The same could be said for Peter, James, and John. They were not imagining an ending but anticipating a great beginning. Who they might be in this new world changed by their great teacher? And when Jesus is arrested, when he dies, they hide themselves away. Was it out of fear? Probably. Was it out of shame? Perhaps. Was it in disappointment for their broken dreams? Maybe.
And then there is Judas. I am not of the school of thought that seeks to redeem Judas because his betrayal was inevitable. Jesus’ death and resurrection might have been destined to happen, but the betrayal by Judas was not.
It might have been petty self-interest. It might have been bitter disappointment. Like all the rest, Judas looked out upon the events of that week, not knowing exactly what was going to happen. But he realized enough to know that what he was doing was the basest form of treachery. He knew that he was betraying a friend. And I do not care how many Broadway shows someone writes. That is a grave sin in my book.
You need not agree with my opinion.
When we consider the events of the Bible, the events of Holy Week, we can come away with different impressions, different conclusions. We can imagine what went on in the minds of those who stood witness to those long-ago days. We can struggle with what they mean in our lives and in our times. Perhaps the one thing we might be sure of is that we will each understand those events differently.
If we each stand apart from the other, if we each only know our own mind, and none other, what should we do? How might we strive to understand the people we encounter in this life? How can we ever achieve a meeting of the minds, a common sense of purpose and a shared understanding of the world?
How do we do any of that?
We watch. We listen. We think. And then, and only then, we speak. We engage in careful and perhaps even earnest conversations. We convey our understanding of life, the world, and everything as best we can to one another. We communicate, back and forth, with as much candor as we can muster. That is what one person can do, without any assurance that others will be as careful or as earnest or as forthcoming. For to come to know the mind of anyone is a struggle. But the surest way of coming to that greater sense of understanding, if there is any, is to keep talking.
And with that work in mind, it is important to do one more thing. Be humble. Be humble because you never truly know what someone is thinking. You never know what they have gone through before. The pain and the suffering. The hard-won wisdom or the gaps in their knowledge. The insight and the ignorance. The dreams they cherish and the hopes they have seen dashed.

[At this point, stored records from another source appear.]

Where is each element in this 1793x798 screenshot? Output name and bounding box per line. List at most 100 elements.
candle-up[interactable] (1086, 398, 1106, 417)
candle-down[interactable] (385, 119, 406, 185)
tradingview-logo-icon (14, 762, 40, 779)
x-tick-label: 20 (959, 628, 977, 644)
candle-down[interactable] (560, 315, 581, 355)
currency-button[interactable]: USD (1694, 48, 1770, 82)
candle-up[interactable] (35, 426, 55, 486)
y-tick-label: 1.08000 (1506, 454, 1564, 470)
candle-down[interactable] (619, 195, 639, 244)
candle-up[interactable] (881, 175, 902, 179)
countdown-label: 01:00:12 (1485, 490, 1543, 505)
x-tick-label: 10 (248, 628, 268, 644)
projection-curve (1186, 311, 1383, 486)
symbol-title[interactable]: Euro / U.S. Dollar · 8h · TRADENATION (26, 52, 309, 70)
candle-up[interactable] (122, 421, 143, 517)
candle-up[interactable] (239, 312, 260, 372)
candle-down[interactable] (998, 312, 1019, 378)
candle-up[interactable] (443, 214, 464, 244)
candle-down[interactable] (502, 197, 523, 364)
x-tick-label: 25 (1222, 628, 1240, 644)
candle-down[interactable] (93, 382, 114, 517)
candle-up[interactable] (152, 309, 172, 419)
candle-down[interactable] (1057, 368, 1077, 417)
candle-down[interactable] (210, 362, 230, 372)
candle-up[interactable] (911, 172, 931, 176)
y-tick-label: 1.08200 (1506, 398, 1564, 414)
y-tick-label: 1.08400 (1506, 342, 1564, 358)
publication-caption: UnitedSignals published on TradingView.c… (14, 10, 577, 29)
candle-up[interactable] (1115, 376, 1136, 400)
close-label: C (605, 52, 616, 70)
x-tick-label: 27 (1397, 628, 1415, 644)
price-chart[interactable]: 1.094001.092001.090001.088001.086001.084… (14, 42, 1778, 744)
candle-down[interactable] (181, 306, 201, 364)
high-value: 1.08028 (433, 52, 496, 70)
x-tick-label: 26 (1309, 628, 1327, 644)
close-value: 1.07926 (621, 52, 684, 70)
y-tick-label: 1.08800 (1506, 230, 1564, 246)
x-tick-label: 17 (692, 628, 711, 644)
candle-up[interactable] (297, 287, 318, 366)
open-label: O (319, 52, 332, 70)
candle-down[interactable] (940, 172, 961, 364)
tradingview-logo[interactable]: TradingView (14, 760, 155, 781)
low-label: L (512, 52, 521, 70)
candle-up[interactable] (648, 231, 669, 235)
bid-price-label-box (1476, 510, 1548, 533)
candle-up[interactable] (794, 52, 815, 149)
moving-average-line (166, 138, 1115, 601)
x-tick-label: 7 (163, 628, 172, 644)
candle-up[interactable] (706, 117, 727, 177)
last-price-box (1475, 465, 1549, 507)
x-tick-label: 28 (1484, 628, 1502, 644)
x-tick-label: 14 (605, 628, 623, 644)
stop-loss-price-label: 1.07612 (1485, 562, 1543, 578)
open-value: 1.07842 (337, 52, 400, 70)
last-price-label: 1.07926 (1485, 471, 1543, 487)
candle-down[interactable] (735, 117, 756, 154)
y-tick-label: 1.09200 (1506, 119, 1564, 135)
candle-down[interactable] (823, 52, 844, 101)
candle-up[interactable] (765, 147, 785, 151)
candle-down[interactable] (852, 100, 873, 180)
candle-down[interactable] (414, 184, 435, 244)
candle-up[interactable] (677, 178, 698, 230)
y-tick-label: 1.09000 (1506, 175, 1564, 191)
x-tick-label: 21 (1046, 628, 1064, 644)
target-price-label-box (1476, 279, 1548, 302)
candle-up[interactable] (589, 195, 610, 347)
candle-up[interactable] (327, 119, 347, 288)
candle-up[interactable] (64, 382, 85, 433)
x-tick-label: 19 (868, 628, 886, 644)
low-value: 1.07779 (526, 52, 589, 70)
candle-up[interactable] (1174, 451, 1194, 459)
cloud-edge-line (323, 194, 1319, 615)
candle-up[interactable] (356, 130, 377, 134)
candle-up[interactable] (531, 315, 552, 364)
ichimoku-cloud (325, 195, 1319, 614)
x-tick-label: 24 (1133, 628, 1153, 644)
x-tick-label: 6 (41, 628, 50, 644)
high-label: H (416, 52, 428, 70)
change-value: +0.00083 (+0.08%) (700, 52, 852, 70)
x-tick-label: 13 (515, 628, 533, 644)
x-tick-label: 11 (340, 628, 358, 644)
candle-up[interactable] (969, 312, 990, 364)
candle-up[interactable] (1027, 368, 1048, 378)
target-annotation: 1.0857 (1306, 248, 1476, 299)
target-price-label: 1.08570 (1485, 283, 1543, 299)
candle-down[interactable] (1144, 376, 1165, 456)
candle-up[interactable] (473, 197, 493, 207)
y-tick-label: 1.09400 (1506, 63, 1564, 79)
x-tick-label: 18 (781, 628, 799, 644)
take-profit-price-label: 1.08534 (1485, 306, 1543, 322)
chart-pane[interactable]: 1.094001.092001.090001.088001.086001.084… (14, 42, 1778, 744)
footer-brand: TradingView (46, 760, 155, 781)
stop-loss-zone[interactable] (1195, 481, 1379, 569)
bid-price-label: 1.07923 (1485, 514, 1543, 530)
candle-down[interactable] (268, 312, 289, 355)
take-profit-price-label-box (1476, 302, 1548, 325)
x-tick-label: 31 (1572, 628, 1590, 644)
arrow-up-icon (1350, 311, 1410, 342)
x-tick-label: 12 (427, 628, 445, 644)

Humility is the best gift we have to offer to any conversation, particularly when it is paired with the best tool we can use in any conversation, patience. Humility helps us to avoid seeming the fool, the truly embarrassing circumstance of celebrating long before we understand what is going on or going to happen. And patience gives us the strength to wait. To wait for events to unfold. To wait for the dust to settle. To wait for the sun to set, knowing as well that the sun will eventually rise once again.
The burden of Holy Week is to wait. To wait for the whole story. The highs and the lows, the celebrations and the tragedies. The suffering and the deliverance. The darkness of the tomb and the light of Easter morning.
And now, my friends, we must wait. Amen.